Continuing in that spirit, we also gave a presentation -- again in Animal Crossing, projected as my Zoom video -- about the "Animal Crossing: New Digital Humanities" talk series for the Japanese Association for Digital Humanities (JADH) conference in September. Those were our only two ACNDigHum events for the summer, but our schedule is filling up for fall talks.

Finally, this summer I also got to experience my first (virtual) book launch event, for "We are the Baby-Sitters Club" (ed. Marisa Crawford and Megan Milks), where the Data-Sitters Club wrote a chapter. I also got to enjoy the eerie experience of hearing your own words (a personal childhood narrative, no less) read by another person in audiobook form. (Whichever of the many readers was assigned my segment did an excellent job.)

Other things

I did a daylong Intermediate Tableau workshop this summer, which inspired me to offer at some point this year a more focused Tableau workshop specifically for scholars visualizing research. I also did a couple workshops on machine learning classification algorithms, which I'm hoping to put into practice for a couple different projects.
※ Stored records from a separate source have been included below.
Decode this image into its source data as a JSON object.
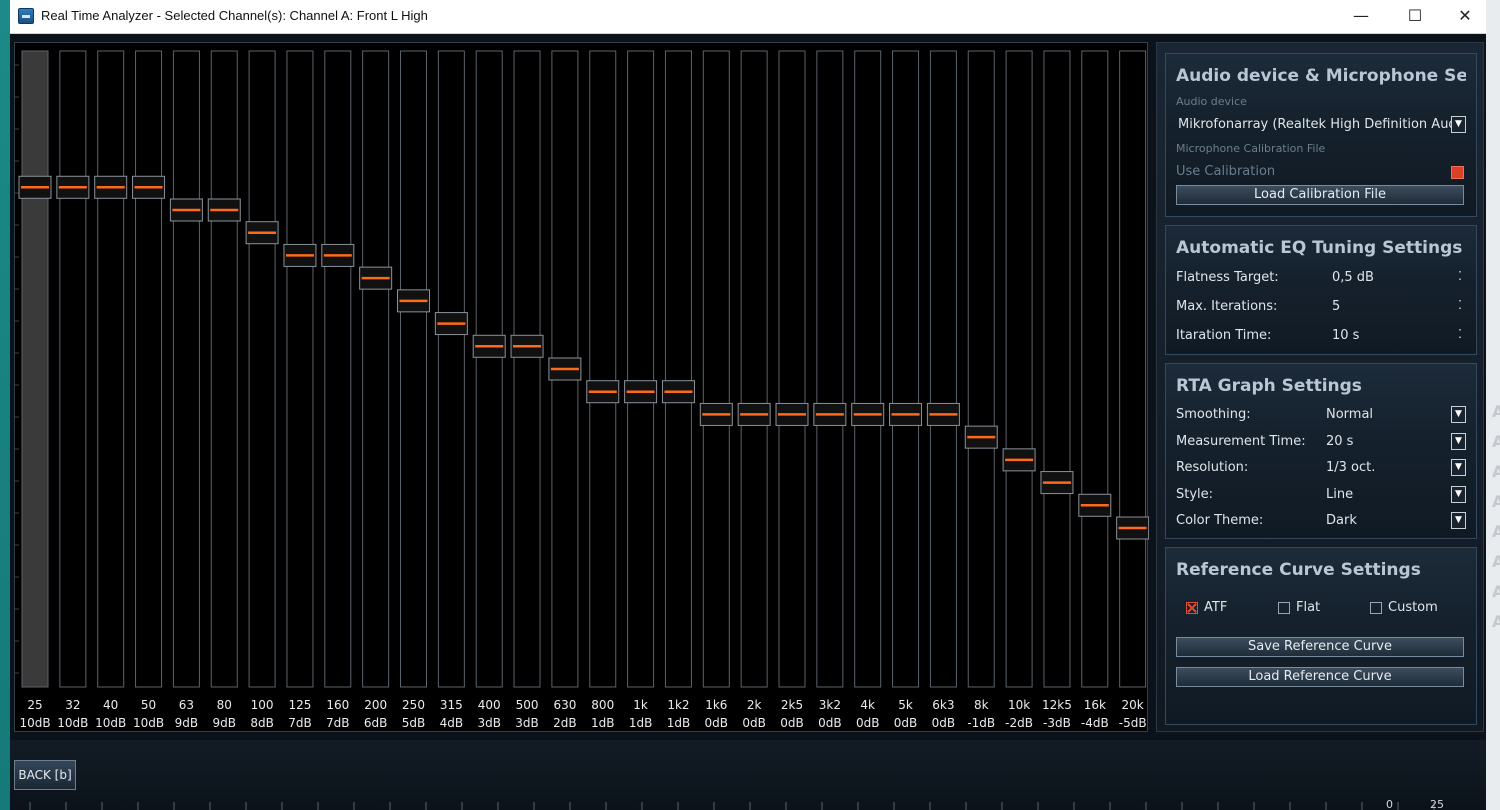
{
  "window": {
    "title": "Real Time Analyzer - Selected Channel(s): Channel A: Front L High",
    "minimize_glyph": "—",
    "maximize_glyph": "☐",
    "close_glyph": "✕"
  },
  "eq": {
    "gain_range_db": [
      -12,
      16
    ],
    "selected_band": 0,
    "bands": [
      {
        "freq": "25",
        "gain_label": "10dB",
        "gain_db": 10
      },
      {
        "freq": "32",
        "gain_label": "10dB",
        "gain_db": 10
      },
      {
        "freq": "40",
        "gain_label": "10dB",
        "gain_db": 10
      },
      {
        "freq": "50",
        "gain_label": "10dB",
        "gain_db": 10
      },
      {
        "freq": "63",
        "gain_label": "9dB",
        "gain_db": 9
      },
      {
        "freq": "80",
        "gain_label": "9dB",
        "gain_db": 9
      },
      {
        "freq": "100",
        "gain_label": "8dB",
        "gain_db": 8
      },
      {
        "freq": "125",
        "gain_label": "7dB",
        "gain_db": 7
      },
      {
        "freq": "160",
        "gain_label": "7dB",
        "gain_db": 7
      },
      {
        "freq": "200",
        "gain_label": "6dB",
        "gain_db": 6
      },
      {
        "freq": "250",
        "gain_label": "5dB",
        "gain_db": 5
      },
      {
        "freq": "315",
        "gain_label": "4dB",
        "gain_db": 4
      },
      {
        "freq": "400",
        "gain_label": "3dB",
        "gain_db": 3
      },
      {
        "freq": "500",
        "gain_label": "3dB",
        "gain_db": 3
      },
      {
        "freq": "630",
        "gain_label": "2dB",
        "gain_db": 2
      },
      {
        "freq": "800",
        "gain_label": "1dB",
        "gain_db": 1
      },
      {
        "freq": "1k",
        "gain_label": "1dB",
        "gain_db": 1
      },
      {
        "freq": "1k2",
        "gain_label": "1dB",
        "gain_db": 1
      },
      {
        "freq": "1k6",
        "gain_label": "0dB",
        "gain_db": 0
      },
      {
        "freq": "2k",
        "gain_label": "0dB",
        "gain_db": 0
      },
      {
        "freq": "2k5",
        "gain_label": "0dB",
        "gain_db": 0
      },
      {
        "freq": "3k2",
        "gain_label": "0dB",
        "gain_db": 0
      },
      {
        "freq": "4k",
        "gain_label": "0dB",
        "gain_db": 0
      },
      {
        "freq": "5k",
        "gain_label": "0dB",
        "gain_db": 0
      },
      {
        "freq": "6k3",
        "gain_label": "0dB",
        "gain_db": 0
      },
      {
        "freq": "8k",
        "gain_label": "-1dB",
        "gain_db": -1
      },
      {
        "freq": "10k",
        "gain_label": "-2dB",
        "gain_db": -2
      },
      {
        "freq": "12k5",
        "gain_label": "-3dB",
        "gain_db": -3
      },
      {
        "freq": "16k",
        "gain_label": "-4dB",
        "gain_db": -4
      },
      {
        "freq": "20k",
        "gain_label": "-5dB",
        "gain_db": -5
      }
    ],
    "colors": {
      "handle_line": "#ff6a1a",
      "selected_track": "#3a3a3a"
    }
  },
  "audio": {
    "title": "Audio device & Microphone Settings",
    "device_label": "Audio device",
    "device_value": "Mikrofonarray (Realtek High Definition Audio)",
    "calib_file_label": "Microphone Calibration File",
    "use_calibration_label": "Use Calibration",
    "load_calibration_label": "Load Calibration File",
    "dropdown_glyph": "▼"
  },
  "auto_eq": {
    "title": "Automatic EQ Tuning Settings",
    "rows": [
      {
        "label": "Flatness Target:",
        "value": "0,5 dB"
      },
      {
        "label": "Max. Iterations:",
        "value": "5"
      },
      {
        "label": "Itaration Time:",
        "value": "10 s"
      }
    ],
    "spin_glyph": "⁚"
  },
  "rta": {
    "title": "RTA Graph Settings",
    "rows": [
      {
        "label": "Smoothing:",
        "value": "Normal"
      },
      {
        "label": "Measurement Time:",
        "value": "20 s"
      },
      {
        "label": "Resolution:",
        "value": "1/3 oct."
      },
      {
        "label": "Style:",
        "value": "Line"
      },
      {
        "label": "Color Theme:",
        "value": "Dark"
      }
    ],
    "dropdown_glyph": "▼"
  },
  "reference": {
    "title": "Reference Curve Settings",
    "options": [
      {
        "label": "ATF",
        "checked": true
      },
      {
        "label": "Flat",
        "checked": false
      },
      {
        "label": "Custom",
        "checked": false
      }
    ],
    "save_label": "Save Reference Curve",
    "load_label": "Load Reference Curve"
  },
  "footer": {
    "back_label": "BACK [b]",
    "num_left": "0",
    "num_right": "25"
  }
}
I attended talks and sent feedback on the job searches for the Middle East curator and Scholarly Communications Director positions in the Library.
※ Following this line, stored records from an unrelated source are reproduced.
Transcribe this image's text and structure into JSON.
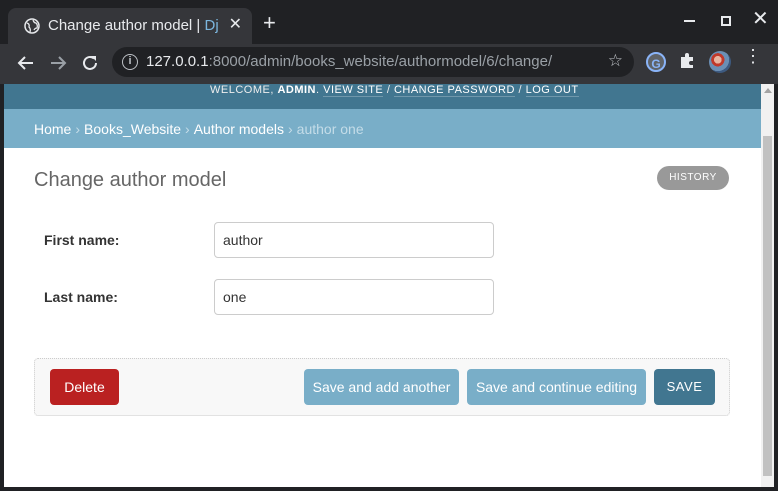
{
  "browser": {
    "tab": {
      "title": "Change author model | ",
      "title_fade": "Dj"
    },
    "new_tab_label": "+",
    "close_tab_label": "✕",
    "url": {
      "host": "127.0.0.1",
      "rest": ":8000/admin/books_website/authormodel/6/change/"
    },
    "extension_label": "G",
    "star_label": "☆",
    "kebab_label": "⋮",
    "window_close_label": "✕",
    "icons": [
      "globe-icon",
      "back-icon",
      "forward-icon",
      "reload-icon",
      "info-icon",
      "star-icon",
      "puzzle-icon",
      "menu-icon"
    ]
  },
  "header": {
    "welcome": "Welcome, ",
    "username": "admin",
    "view_site": "View site",
    "change_password": "Change password",
    "log_out": "Log out",
    "sep1": ". ",
    "sep2": " / ",
    "sep3": " / "
  },
  "breadcrumbs": {
    "home": "Home",
    "app": "Books_Website",
    "model": "Author models",
    "current": "author one",
    "sep": "›"
  },
  "page": {
    "title": "Change author model",
    "history_label": "History"
  },
  "form": {
    "first_name": {
      "label": "First name:",
      "value": "author"
    },
    "last_name": {
      "label": "Last name:",
      "value": "one"
    }
  },
  "actions": {
    "delete": "Delete",
    "save_add_another": "Save and add another",
    "save_continue": "Save and continue editing",
    "save": "Save"
  },
  "colors": {
    "header": "#417690",
    "breadcrumbs": "#79aec8",
    "delete": "#ba2121",
    "primary": "#417690",
    "secondary": "#79aec8"
  }
}
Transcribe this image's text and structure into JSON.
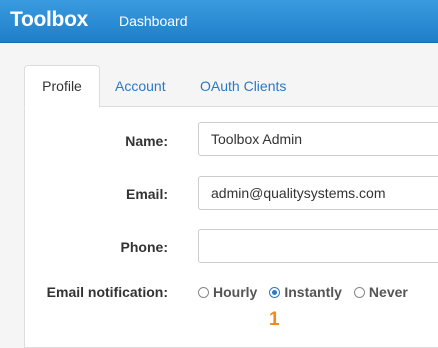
{
  "header": {
    "brand": "Toolbox",
    "nav": [
      "Dashboard"
    ]
  },
  "tabs": [
    {
      "label": "Profile",
      "active": true
    },
    {
      "label": "Account",
      "active": false
    },
    {
      "label": "OAuth Clients",
      "active": false
    }
  ],
  "form": {
    "name_label": "Name:",
    "name_value": "Toolbox Admin",
    "email_label": "Email:",
    "email_value": "admin@qualitysystems.com",
    "phone_label": "Phone:",
    "phone_value": "",
    "notification_label": "Email notification:",
    "notification_options": [
      "Hourly",
      "Instantly",
      "Never"
    ],
    "notification_selected": "Instantly"
  },
  "annotation_marker": "1",
  "colors": {
    "header_bg": "#2a8ad6",
    "link": "#2a7ac4",
    "marker": "#f08a1c"
  }
}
Finally, this writeup would be incomplete without mentioning two major losses within the US-based DH community this summer, both from cancer: Rebecca Munson and Scott Enderle. I knew them both from the internet, but it's a reminder that internet friendships are still very real. Rebecca is the reason my hair is partly purple; Data-Sitters Club #8: Text-Comparison-Algorithm-Crazy Quinn wouldn't have been possible without Scott. Matthew Lincoln has written a beautiful tribute to Rebecca, and Ben Schmidt has done the same for Scott; both are very much worth reading and remembering.

I kicked off this fall with having to rethink my major plans, after not getting enough enrollment for my DH RPG project management course. As such, the fall remains very much a work in progress, but one I look forward to sharing here.